The Oak Brook-based chain says the figure was down 0.6 percent globally. That included a 0.7 percent increase in the U.S., where it recently introduced its chicken McWraps to attract more customers in their 20s and 30s.
But it fell 2.4 percent in Europe, its biggest market by sales. In the region encompassing Asia, the Middle East and Africa, it was down 2.9 percent. The chain blamed the impact of the avian flu in China for the decline, as well as softness in Japan and Australia.
Yum Brands Inc., which owns KFC and is China's biggest Western fast-food company, has also been slammed by the new strain of avian flu. It warned late last month that sales at established restaurants in China were down about 30 percent in April. Yum is also trying to recover from a controversy over its chicken suppliers that surfaced late last year.
After years of outperforming rivals, McDonald's has been struggling to increase sales as it faces increasing competition, changing eating habits and slow growth in the broader restaurant industry. CEO Don Thompson, who took over the top spot this summer, has said that the company will focus on emphasizing value to capture market share in the tough environment.

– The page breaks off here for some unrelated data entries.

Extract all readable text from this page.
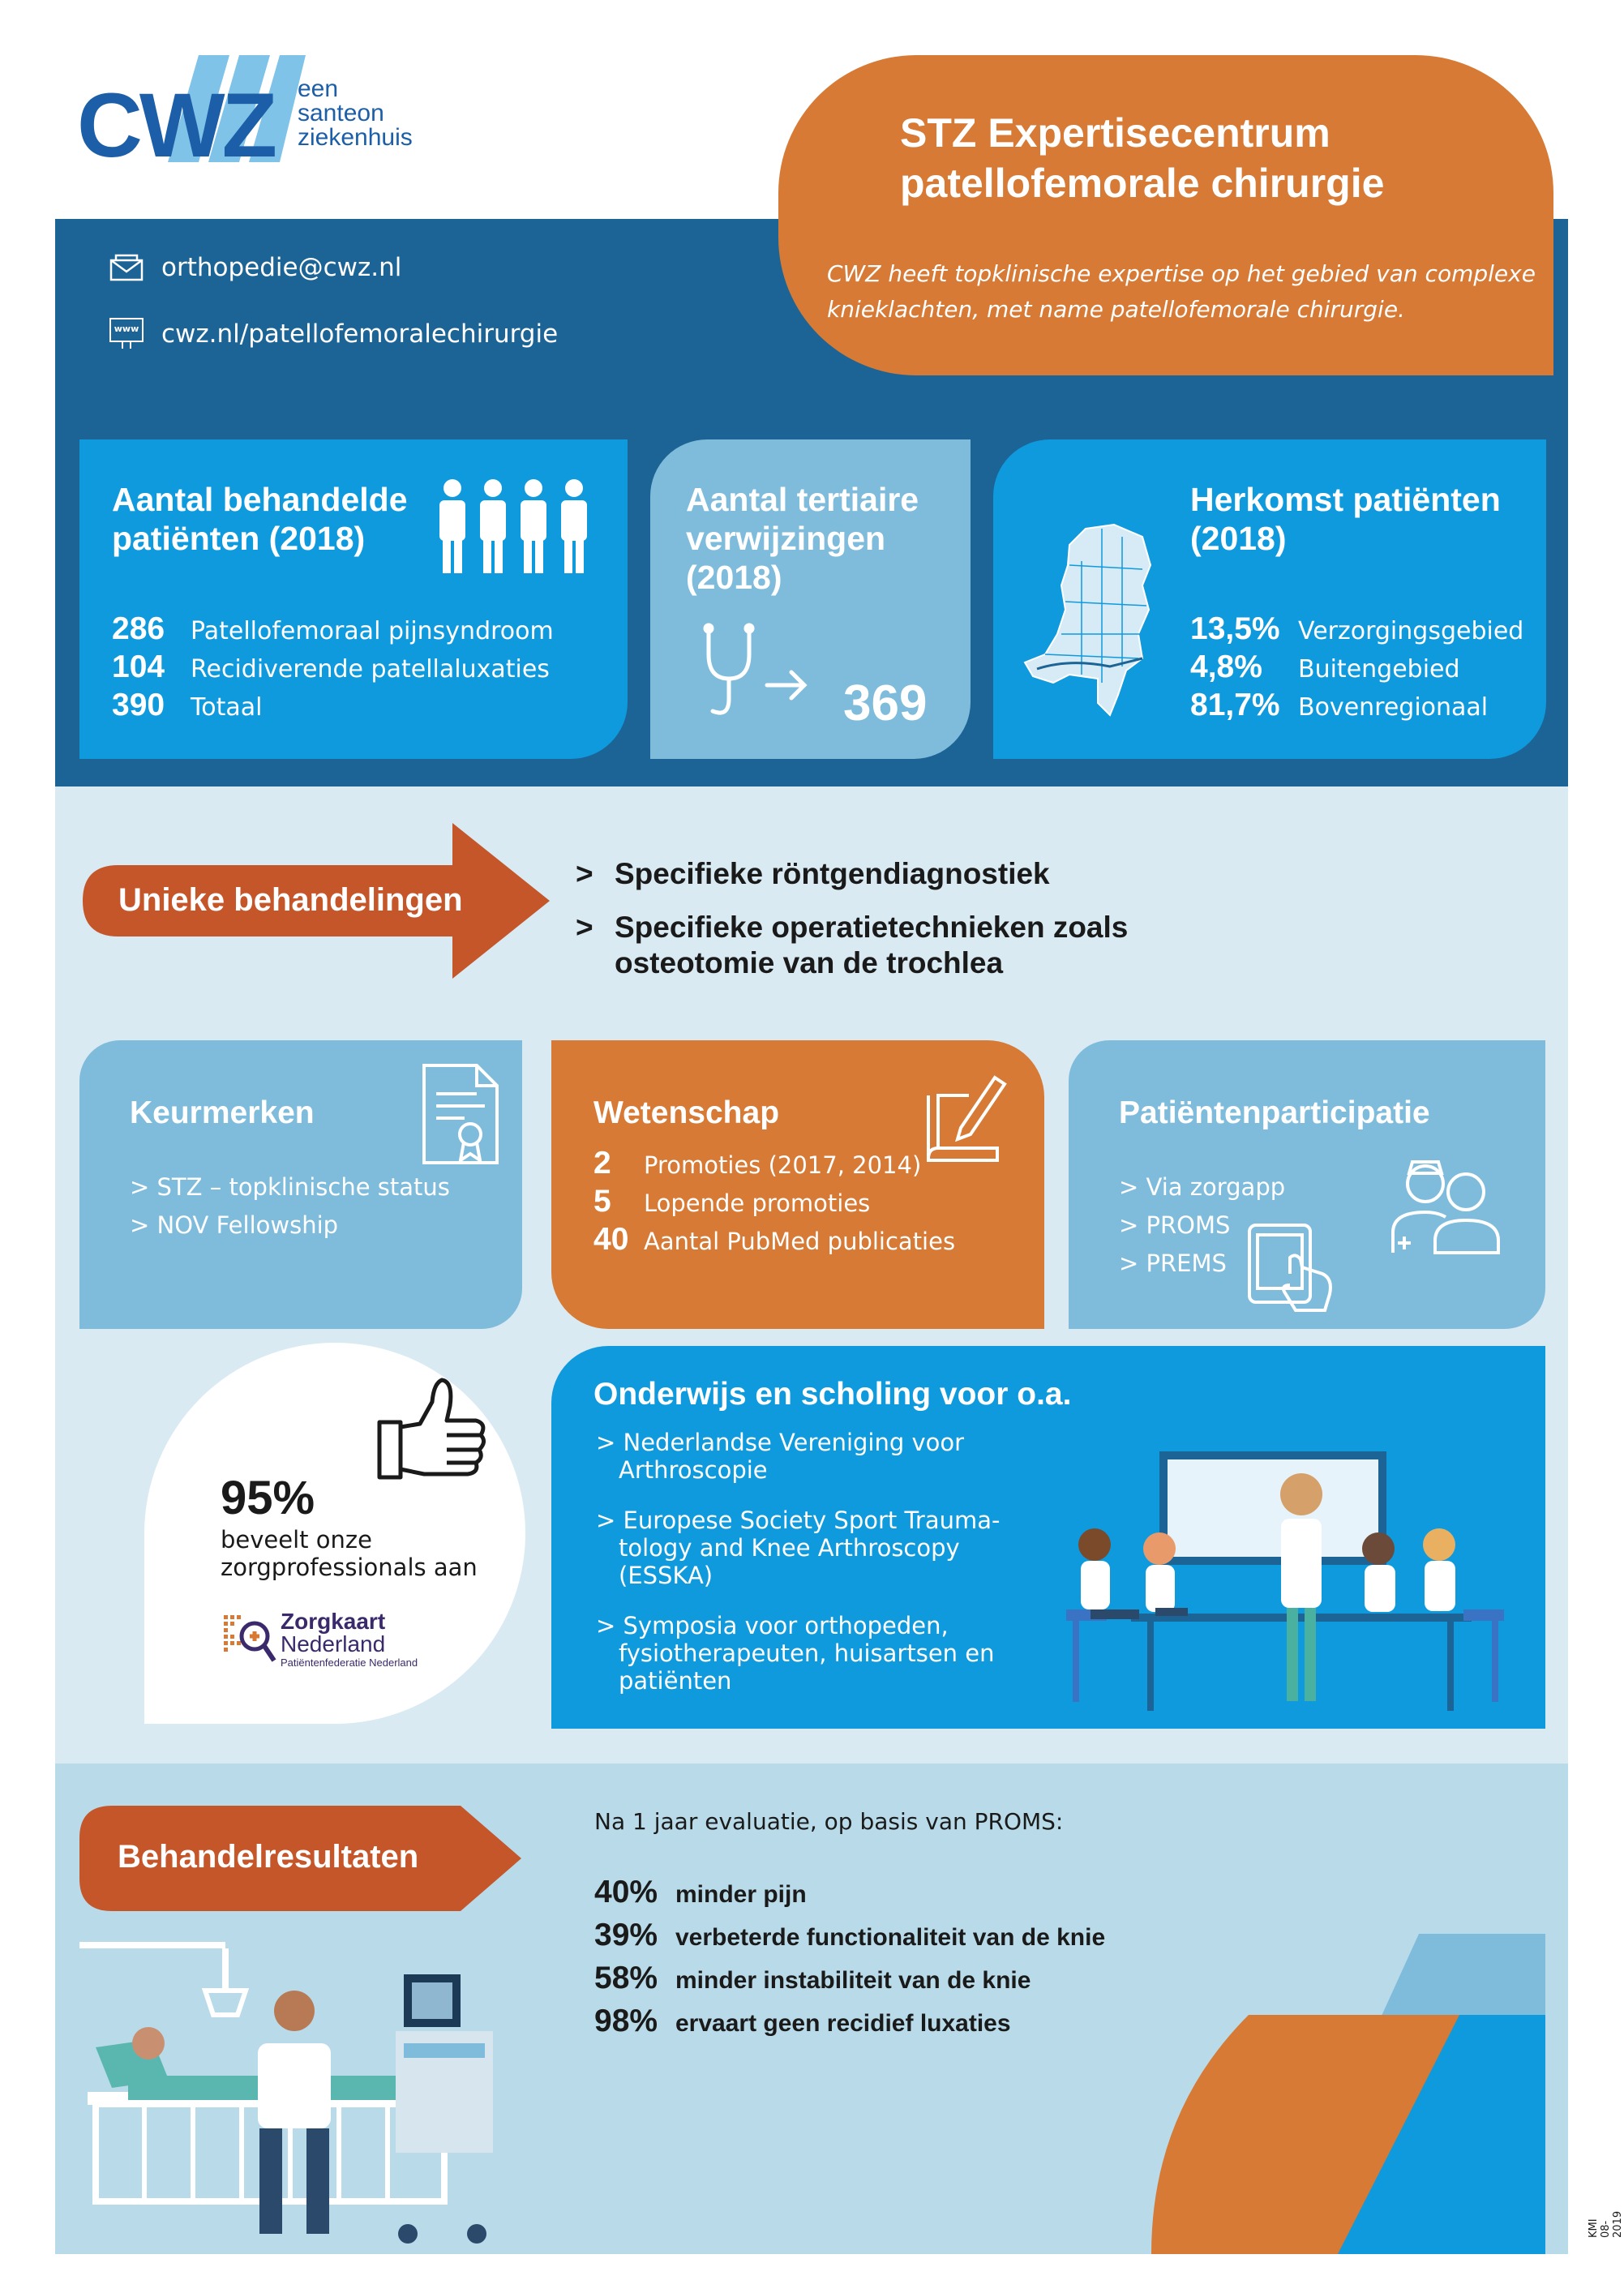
CWZ een
santeon
ziekenhuis	STZ Expertisecentrum
patellofemorale chirurgie
CWZ heeft topklinische expertise op het gebied van complexe
knieklachten, met name patellofemorale chirurgie.
orthopedie@cwz.nl
www cwz.nl/patellofemoralechirurgie
Aantal behandelde
patiënten (2018)
286	Patellofemoraal pijnsyndroom
104	Recidiverende patellaluxaties
390	Totaal
Aantal tertiaire
verwijzingen
(2018)
369
Herkomst patiënten
(2018)
13,5% Verzorgingsgebied
4,8%	Buitengebied
81,7% Bovenregionaal
Unieke behandelingen
> Specifieke röntgendiagnostiek
> Specifieke operatietechnieken zoals
osteotomie van de trochlea
Keurmerken
> STZ – topklinische status
> NOV Fellowship
Wetenschap
2	Promoties (2017, 2014)
5	Lopende promoties
40 Aantal PubMed publicaties
Patiëntenparticipatie
> Via zorgapp
> PROMS
> PREMS
95%
beveelt onze
zorgprofessionals aan
Zorgkaart
Nederland
Patiëntenfederatie Nederland
Onderwijs en scholing voor o.a.
> Nederlandse Vereniging voor
Arthroscopie
> Europese Society Sport Trauma-
tology and Knee Arthroscopy
(ESSKA)
> Symposia voor orthopeden,
fysiotherapeuten, huisartsen en
patiënten
Behandelresultaten
Na 1 jaar evaluatie, op basis van PROMS:
40% minder pijn
39% verbeterde functionaliteit van de knie
58% minder instabiliteit van de knie
98% ervaart geen recidief luxaties
KMI 08-2019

The chain is also working to make its food more relevant to shifting tastes. Its chicken McWraps, for example, are intended to cater to people who are seeking out fresher, healthier items. The company also recently introduced a lower-calorie version of its Egg McMuffin made with egg whites.
Sales at restaurants open at least 13 months is a key metric because it strips out the impact of newly opened and closed locations.